It’s no secret that we now rely heavily on our mobile phones to help us through our day. They’ve become an extension of ourselves, a source of information and a means of communication that sees innovations on an almost daily basis. We often lose track of time scrolling through news feeds, texting into a group or checking out what tropical island our favourite influencer is exploring; all of these activities are undertaken without thinking of the side effects and possible damage caused to our health. Rather than being vague in discussing these health side effects, we want to focus on the impact your bed time phone use can have on your sleep.
The California Department of Public Heath (CDPH) released a study last year that highlighted some startling results when it comes to phone use and radio frequency (RF) energy. Most of us are guilty of using our phones right up until the moment we decide to turn over and nod off. For those of us who remember to put the phone away, it never really ends up much further than an arms length away on our bedside locker. This can not only be an annoyance in that your phone might continue to vibrate or light up, it can also be extremely detrimental to your health. How? The CDPH have suggested that RF energy being emitted from your phone as it sends and receives information can lead to disease: “some laboratory experiments and human health studies have suggested the possibility that long-term, high use of cell phones may be linked to certain types of cancer and other health effects.” These other health effects include brain cancer and tumors of the acoustic nerve as well as headaches and effects on learning and memory.

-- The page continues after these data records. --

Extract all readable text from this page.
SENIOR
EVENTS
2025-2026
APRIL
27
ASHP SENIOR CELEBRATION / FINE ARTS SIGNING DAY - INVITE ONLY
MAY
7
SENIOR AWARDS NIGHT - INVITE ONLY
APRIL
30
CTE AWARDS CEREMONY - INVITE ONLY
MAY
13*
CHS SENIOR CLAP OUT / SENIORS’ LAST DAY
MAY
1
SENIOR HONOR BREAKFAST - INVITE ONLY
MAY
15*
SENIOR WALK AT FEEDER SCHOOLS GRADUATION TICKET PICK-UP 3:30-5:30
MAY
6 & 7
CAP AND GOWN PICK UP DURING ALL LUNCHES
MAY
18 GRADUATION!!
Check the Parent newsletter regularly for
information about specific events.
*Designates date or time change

In short, prolonged phone use is not a risk worth taking, especially before bed.
Side effects of bed time phone use:
- Blue light can reduce or block the production of melatonin
- Late night phone use decreases your REM sleep, leaving you to feel groggy the following day
- You will become more alert when you actually should be unwinding
- Phone use can offset your body clock, the circadian rhythm that tells us when to wake, eat and sleep
- You will find it difficult to concentrate properly the following day
Putting your phone away an hour or so before bed or leaving in it a separate room are two of the most simple adjustments you can make. Below is a list of tips that can help you achieve a healthier sleep.
Tips to achieving healthier sleep:
- Give yourself an hour between phone use and bed time
- Undertake light reading before bed time
- Put your phone on flight mode or remove it from your bedroom altogether
- Buy an alarm clock
- Get at least 8 hours of sleep each night
Implement some or all of these tips tonight and see if you feel more refreshed and alert tomorrow. If you do, keep up your healthy new bed time ritual.